Cómo hacer realidad lo anterior para los sectores populares, las clases medias y las élites (donde tampoco la participación está asegurada: basta pensar en muchos jóvenes) es obviamente desafiante. No se trata sólo de plebiscitos o mecanismos de ese tipo, sino de tomar parte cotidianamente de la búsqueda conjunta de soluciones, partiendo de lo más local; de entrar en la conversación común acerca del espacio que compartimos. Es todo lo contrario de ser simples destinarios de políticas públicas, usuarios pasivos de un sistema anónimo sobre el que no se tiene incidencia alguna. Un modelo así desperdicia la energía ciudadana y vuelve casi inevitable la frustración.

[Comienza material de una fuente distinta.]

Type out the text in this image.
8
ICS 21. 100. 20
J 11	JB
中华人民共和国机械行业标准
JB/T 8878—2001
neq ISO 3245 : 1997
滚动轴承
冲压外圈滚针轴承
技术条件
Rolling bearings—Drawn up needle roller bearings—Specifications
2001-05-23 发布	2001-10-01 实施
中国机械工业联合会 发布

En el fondo, la preocupación por la efectiva implicación de todos no es sólo una cuestión de eficacia política, sino también de dignidad: es tomarse en serio a la gente. La participación como proyecto y no sólo instrumento podría rescatar la fuerza latente en las posibilidades de contribución de cada uno. Y, de paso, devolverle a la política su credibilidad.